Aku tidak banyak menyiapkan media seperti halnya saat menjadi relawan pengajar pada kelas inspirasi yang kuikuti. Kali ini, panitia sangat baik karena menyediakan media berupa gambar yang cukup besar mewakili berbagai profesi yang dibutuhkan saat bencana yang tentu berbeda-beda antar bencana yang satu dengan lainnya. Aku hanya menyiapkan helm pengaman, rompi dan handuk sebagai langkah pertolongan pertama jika terjadi kebakaran. 

Kebetulan aku yang bertanggung jawab untuk materi bencana kebakaran bersama team lainnya. Menyampaikan kepada anak-anak langkah-langkah apa yang harus dilakukan ketika terjadi bencana kebakaran di rumah mereka. Juga menyampaikan alat-alat sederhana apa sebagai langkah pertama penyelamatan. Dengan metode dialog tanya jawab, mereka antusias menjawab sesuai pengetahuan mereka. 

Media yang disiapkan panitia sangat membantu dalam menjelaskan tentang mitigasi bencana kebakaran kepada anak-anak.

Usia mereka yang memang senang bermain dan usil, mmebuat aku harus bisa mencari cara agar mereka memperhatikan. Langsung menanyakan kembali apa yang sudah kusampaikan adalah salah satu cara membuat mereka fokus. Diselingi tentunya dengan "permainan" yang membuat mereka kembali tenang.


Berinteraksi langsung dengan mereka, mendekati secara personal ketika melihat anak-anak yang potensial untuk bikin ramai dan mengacaukan teman-temannya adalah melatih anak-anak 'potensial' ini bertanggungjawab. 


Mempraktikkan secara langsung apa yang telah disampaikan membuat suasana jadi semakin seru dan ramai. Ketika temannya salah dalam praktik yang lain menertawan dan membenarkan.

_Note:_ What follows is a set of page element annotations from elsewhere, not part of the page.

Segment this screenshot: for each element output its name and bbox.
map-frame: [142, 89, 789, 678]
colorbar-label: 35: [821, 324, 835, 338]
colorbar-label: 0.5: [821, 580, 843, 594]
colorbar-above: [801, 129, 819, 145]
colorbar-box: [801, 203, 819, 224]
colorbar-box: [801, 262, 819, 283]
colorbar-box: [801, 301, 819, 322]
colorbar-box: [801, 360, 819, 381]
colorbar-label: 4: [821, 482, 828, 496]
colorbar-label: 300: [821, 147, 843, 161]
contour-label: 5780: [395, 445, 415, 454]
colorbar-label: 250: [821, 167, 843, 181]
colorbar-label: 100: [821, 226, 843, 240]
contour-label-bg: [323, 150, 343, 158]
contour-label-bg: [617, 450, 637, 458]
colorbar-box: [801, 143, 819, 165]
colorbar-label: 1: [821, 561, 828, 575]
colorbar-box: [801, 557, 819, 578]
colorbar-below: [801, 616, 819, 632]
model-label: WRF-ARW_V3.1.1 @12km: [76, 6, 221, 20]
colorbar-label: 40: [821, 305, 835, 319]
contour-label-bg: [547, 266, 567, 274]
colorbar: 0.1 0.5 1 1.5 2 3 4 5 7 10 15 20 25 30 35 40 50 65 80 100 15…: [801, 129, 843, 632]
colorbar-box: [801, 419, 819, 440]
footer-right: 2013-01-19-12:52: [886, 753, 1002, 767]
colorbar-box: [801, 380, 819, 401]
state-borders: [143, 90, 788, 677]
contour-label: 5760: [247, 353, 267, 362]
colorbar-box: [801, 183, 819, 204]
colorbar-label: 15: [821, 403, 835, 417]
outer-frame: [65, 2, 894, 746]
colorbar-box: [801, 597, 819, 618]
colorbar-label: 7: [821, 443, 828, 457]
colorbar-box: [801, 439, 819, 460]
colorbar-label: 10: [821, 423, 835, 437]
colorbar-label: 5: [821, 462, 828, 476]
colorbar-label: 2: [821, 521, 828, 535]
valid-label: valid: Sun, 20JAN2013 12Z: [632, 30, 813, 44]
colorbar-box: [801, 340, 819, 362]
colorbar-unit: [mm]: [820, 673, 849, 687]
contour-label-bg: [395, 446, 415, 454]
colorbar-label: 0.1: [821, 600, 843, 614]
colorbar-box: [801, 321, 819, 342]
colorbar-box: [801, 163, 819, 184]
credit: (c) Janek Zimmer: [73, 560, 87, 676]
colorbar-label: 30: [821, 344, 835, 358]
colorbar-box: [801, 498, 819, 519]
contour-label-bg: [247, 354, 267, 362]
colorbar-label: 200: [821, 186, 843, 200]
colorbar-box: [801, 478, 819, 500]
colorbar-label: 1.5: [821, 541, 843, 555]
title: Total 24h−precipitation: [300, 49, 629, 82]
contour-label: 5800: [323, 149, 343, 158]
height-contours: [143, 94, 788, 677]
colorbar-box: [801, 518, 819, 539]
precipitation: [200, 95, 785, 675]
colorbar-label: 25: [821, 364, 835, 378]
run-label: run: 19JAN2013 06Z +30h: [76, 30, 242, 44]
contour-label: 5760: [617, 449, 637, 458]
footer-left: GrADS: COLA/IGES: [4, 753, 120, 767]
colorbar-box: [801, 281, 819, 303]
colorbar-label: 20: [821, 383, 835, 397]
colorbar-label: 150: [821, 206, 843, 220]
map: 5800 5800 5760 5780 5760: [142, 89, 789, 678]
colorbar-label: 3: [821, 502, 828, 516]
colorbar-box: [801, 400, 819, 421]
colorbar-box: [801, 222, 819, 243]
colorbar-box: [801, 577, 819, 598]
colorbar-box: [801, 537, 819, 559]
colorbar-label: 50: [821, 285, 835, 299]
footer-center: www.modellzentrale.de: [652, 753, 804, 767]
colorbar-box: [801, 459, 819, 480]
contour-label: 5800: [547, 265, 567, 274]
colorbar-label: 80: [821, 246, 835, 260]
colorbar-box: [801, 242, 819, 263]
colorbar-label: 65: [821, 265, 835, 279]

Artinya seramai apapun mereka, tentu masih memperhatikan dan bisa protes ketika terjadi kesalahan. 

Praktik ini tentu memunculkan hal tak terduga yang bisa bikin relawan tertawa. 
"Lho kok lari begitu saja, harusnya gimana tadi?" seorang relawan yang mendampingi untuk praktik bencana kebakaran kaget melihat cara penyelamatan diri seorang siswa setelah ada aba-aba terjadi kebakaran. 
"Kesuwen, Bu! kalau nyari handuk dulu malah terbakar!" teriaknya dan disambut tawa teman-temannya. 
Sungguh aku tidak bisa menahan tawa, hanya bisa menarik tangan anak yang lari tadi untuk kembali ke "rumah yang terbakar". Memberikan pemahaman betapa pentingnya menggunakan pengaman agar selamat dari bencana yang terjadi itu memang tidak mudah. Kita akan dihadapkan cara-cara berfikir spontan yang kadang membayakan. Ya, kesadaran...itulah kuncinya. 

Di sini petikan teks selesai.